For a long time, the creative industry has been an important component in promoting global socio-political and democratic development. The contribution of the industry has been through the medium of music, drama, poetry, film and other forms of art.
Some creative individuals have used art to reflect political themes. Subtle as it may have been, the reggae legend, Bob Marley influenced the African liberation struggle and world politics through some of his songs such ‘Redemption Song’ and ‘Get Up Stand Up’ which reflect the global political themes of deprivation, inequality, racial and political consciousness and oppression.
The medium of art is a noble one, and those who find themselves in it must be conscious of their role in bringing about change in society. Protecting the interest of our society must be the ‘bulls-eye’ of every well-meaning artist; whether a musician, filmmaker, poet or actor. Where there is ignorance, injustice, political oppression and deprivation in our society, it is an opportunity for well-meaning artists to use their media to give voice to the down-trodden.
Over the years, some patriotic Ghanaian musicians like Kojo Antwi, Amanzeba, Rex Omar, Obrafour and others have come up with songs that seek to awaken the spirit of patriotism in the Ghanaian and African. These artists and many others, credited with producing works of art that are patriotic in nature, have proven their passion to see the betterment of our society.
Recent developments in the creative industry, however, pose a threat to this noble task of artists. The day our artists lose their sense of objectivity and relinquish the noble task of protecting the masses, our socio-political and democratic development will crumble.
It is a statement of fact that few governments in our political history have displayed the willingness to actively promote the creative industry. This neglect has made the industry less efficient in carrying out its role of furthering the national agenda. Sadly, many artists tend to be oblivious of the challenges of the industry, and are too eager to join these politicians to further partisan interests.
In spite of this neglect, our artists are the first group of professionals to be approached for favours during political campaigns. Suddenly, artists become an important ingredient in political campaigns and on political platforms. Many of our artists also jump on the bandwagon and forget their singular task to the masses.
How can our artists use their media to fight corruption, injustice and political oppression when they are publicly in bed with political parties, to whom they owe allegiance? How can a musician, for instance, sing a protest song to condemn corruption or abuse of power by a government, after he has publicly supported that government to come into power? Clearly, any such musician or artists would have sworn an oath of silence by their association with that government.
There is a theory that creative individuals must be free to publicly associate themselves with a party of their choice. While this may sound ‘trendier’, it is important for our artists to remember that the consumers of their works are the many ordinary people in our society. Many artists can be likened to the ‘magnet’ drawing fans from different parts of the country, diverse religious groups and political affiliations. This is perhaps the reason for which artists must be discrete about their political affiliation. In the eyes of fans, the artist is loved for their gifts.

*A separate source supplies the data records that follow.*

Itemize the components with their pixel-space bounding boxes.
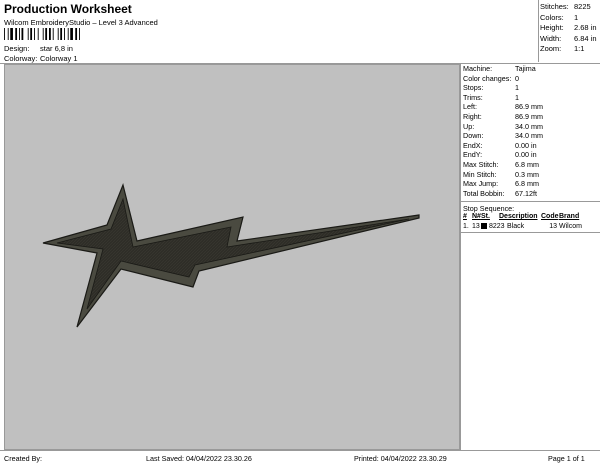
stats-divider: [538, 0, 539, 62]
machine-info-value: 0.00 in: [515, 140, 537, 150]
software-subtitle: Wilcom EmbroideryStudio – Level 3 Advanc…: [4, 18, 158, 27]
shooting-star-fill: [56, 197, 410, 310]
design-label: Design:: [4, 44, 30, 53]
printed-date: Printed: 04/04/2022 23.30.29: [354, 454, 447, 463]
machine-info-panel: Machine: Tajima Color changes: 0 Stops: 1 Trim…: [460, 64, 600, 450]
machine-info-value: 6.8 mm: [515, 159, 539, 169]
table-row: 1. 13 8223 Black 13 Wilcom: [461, 223, 600, 234]
col-num: #: [463, 213, 467, 221]
machine-info-label: Down:: [463, 131, 484, 141]
colorway-label: Colorway:: [4, 54, 38, 63]
row-brand: Wilcom: [559, 223, 582, 231]
machine-info-list: Machine: Tajima Color changes: 0 Stops: 1 Trim…: [461, 64, 600, 198]
machine-info-row: Machine: Tajima: [461, 64, 600, 74]
col-code: Code: [541, 213, 559, 221]
machine-info-row: EndX: 0.00 in: [461, 141, 600, 151]
machine-info-value: 1: [515, 83, 519, 93]
machine-info-value: 67.12ft: [515, 188, 537, 198]
machine-info-row: Up: 34.0 mm: [461, 122, 600, 132]
row-n: 13: [472, 223, 480, 231]
stop-sequence-title: Stop Sequence:: [461, 201, 600, 213]
machine-info-label: Trims:: [463, 92, 483, 102]
machine-info-value: 86.9 mm: [515, 102, 543, 112]
machine-info-row: Stops: 1: [461, 83, 600, 93]
design-row: Design: star 6,8 in: [4, 44, 73, 53]
stat-label: Height:: [540, 23, 564, 32]
machine-info-row: Max Stitch: 6.8 mm: [461, 160, 600, 170]
last-saved: Last Saved: 04/04/2022 23.30.26: [146, 454, 252, 463]
color-swatch-icon: [481, 223, 487, 230]
row-code: 13: [549, 223, 557, 231]
row-description: Black: [507, 223, 525, 231]
worksheet-header: Production Worksheet Wilcom EmbroiderySt…: [0, 0, 600, 64]
machine-info-value: 0: [515, 73, 519, 83]
machine-info-label: Stops:: [463, 83, 484, 93]
machine-info-label: Machine:: [463, 64, 493, 73]
stat-value: 1:1: [574, 44, 585, 53]
stat-height: Height: 2.68 in: [540, 23, 600, 34]
stat-label: Width:: [540, 33, 562, 43]
stat-zoom: Zoom: 1:1: [540, 44, 600, 55]
machine-info-row: Down: 34.0 mm: [461, 131, 600, 141]
stop-sequence-header: # N# St. Description Code Brand: [461, 213, 600, 223]
machine-info-value: 34.0 mm: [515, 131, 543, 141]
design-stats: Stitches: 8225 Colors: 1 Height: 2.68 in Wi…: [540, 2, 600, 55]
machine-info-value: 34.0 mm: [515, 121, 543, 131]
machine-info-row: Color changes: 0: [461, 74, 600, 84]
machine-info-row: Max Jump: 6.8 mm: [461, 179, 600, 189]
machine-info-label: Min Stitch:: [463, 169, 497, 179]
page-number: Page 1 of 1: [548, 454, 585, 463]
barcode-image: [4, 28, 80, 40]
col-brand: Brand: [559, 213, 580, 221]
machine-info-label: EndY:: [463, 150, 483, 160]
machine-info-label: Color changes:: [463, 73, 512, 83]
machine-info-label: Right:: [463, 111, 482, 121]
col-n: N#: [472, 213, 481, 221]
row-st: 8223: [481, 223, 505, 232]
colorway-row: Colorway: Colorway 1: [4, 54, 78, 63]
stat-value: 1: [574, 12, 579, 22]
machine-info-row: Right: 86.9 mm: [461, 112, 600, 122]
machine-info-value: 0.00 in: [515, 150, 537, 160]
stat-value: 2.68 in: [574, 23, 597, 32]
worksheet-footer: Created By: Last Saved: 04/04/2022 23.30…: [0, 450, 600, 464]
machine-info-row: Min Stitch: 0.3 mm: [461, 170, 600, 180]
machine-info-label: Total Bobbin:: [463, 188, 505, 198]
machine-info-row: EndY: 0.00 in: [461, 150, 600, 160]
machine-info-value: Tajima: [515, 64, 536, 73]
stat-width: Width: 6.84 in: [540, 34, 600, 45]
machine-info-label: Max Stitch:: [463, 159, 499, 169]
machine-info-label: Max Jump:: [463, 179, 499, 189]
created-by: Created By:: [4, 454, 42, 463]
col-st: St.: [481, 213, 490, 221]
machine-info-value: 1: [515, 92, 519, 102]
col-description: Description: [499, 213, 538, 221]
machine-info-value: 86.9 mm: [515, 111, 543, 121]
stat-value: 8225: [574, 2, 591, 11]
stat-label: Colors:: [540, 12, 564, 22]
stat-colors: Colors: 1: [540, 13, 600, 24]
machine-info-row: Total Bobbin: 67.12ft: [461, 189, 600, 199]
machine-info-label: Up:: [463, 121, 475, 131]
stat-stitches: Stitches: 8225: [540, 2, 600, 13]
colorway-value: Colorway 1: [40, 54, 78, 63]
machine-info-row: Trims: 1: [461, 93, 600, 103]
machine-info-label: EndX:: [463, 140, 483, 150]
stat-label: Stitches:: [540, 2, 569, 11]
page-title: Production Worksheet: [4, 2, 132, 16]
design-preview-canvas: [4, 64, 460, 450]
stat-value: 6.84 in: [574, 33, 597, 43]
machine-info-row: Left: 86.9 mm: [461, 102, 600, 112]
machine-info-label: Left:: [463, 102, 477, 112]
design-value: star 6,8 in: [40, 44, 73, 53]
machine-info-value: 6.8 mm: [515, 179, 539, 189]
row-num: 1.: [463, 223, 469, 231]
stat-label: Zoom:: [540, 44, 562, 53]
embroidery-design: [42, 183, 420, 328]
machine-info-value: 0.3 mm: [515, 169, 539, 179]
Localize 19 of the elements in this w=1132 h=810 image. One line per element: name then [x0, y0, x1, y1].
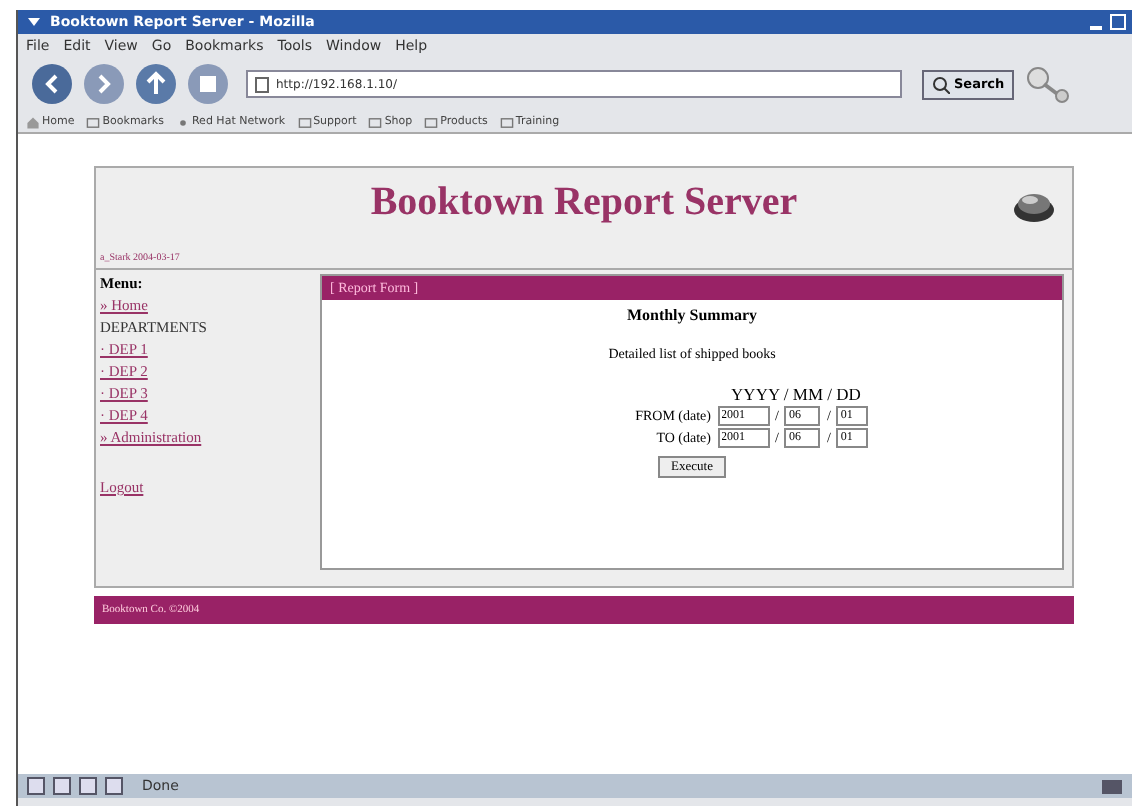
- window-menu-icon[interactable]: [26, 14, 42, 30]
- dot-icon: [175, 115, 190, 129]
- stop-icon[interactable]: [186, 62, 230, 106]
- reload-icon[interactable]: [134, 62, 178, 106]
- folder-icon: [499, 115, 514, 129]
- maximize-icon[interactable]: [1110, 14, 1126, 30]
- folder-icon: [368, 115, 383, 129]
- folder-icon: [424, 115, 439, 129]
- search-icon: [932, 75, 950, 93]
- page-title: Booktown Report Server: [370, 180, 798, 228]
- date-format-label: YYYY / MM / DD: [731, 384, 861, 404]
- home-icon: [26, 115, 40, 129]
- throbber-icon: [1022, 62, 1075, 106]
- form-title: Monthly Summary: [626, 306, 758, 324]
- folder-icon: [297, 115, 312, 129]
- folder-icon: [86, 115, 101, 129]
- forward-icon[interactable]: [82, 62, 126, 106]
- back-icon[interactable]: [30, 62, 74, 106]
- page-icon: [254, 75, 270, 93]
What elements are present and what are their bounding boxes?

The love for the artist is selfless, but by publicly declaring their political affiliation, this trust is broken and the artist fails to be an agent of change. The artist is no longer able to appeal to fans from different political persuasions. It is therefore not surprising that artists who have publicly mounted political platforms, have met their professional nemesis.
It is understandable that creative individuals reserve the right to join any political party of their choice. They are citizens and must therefore exercise their civic rights obviously in favour of their party of choice. The question is, can one think of a task more nobler than for the artist to be able to serve as an agent of change and bring about peace in society without associating with any partisan political party?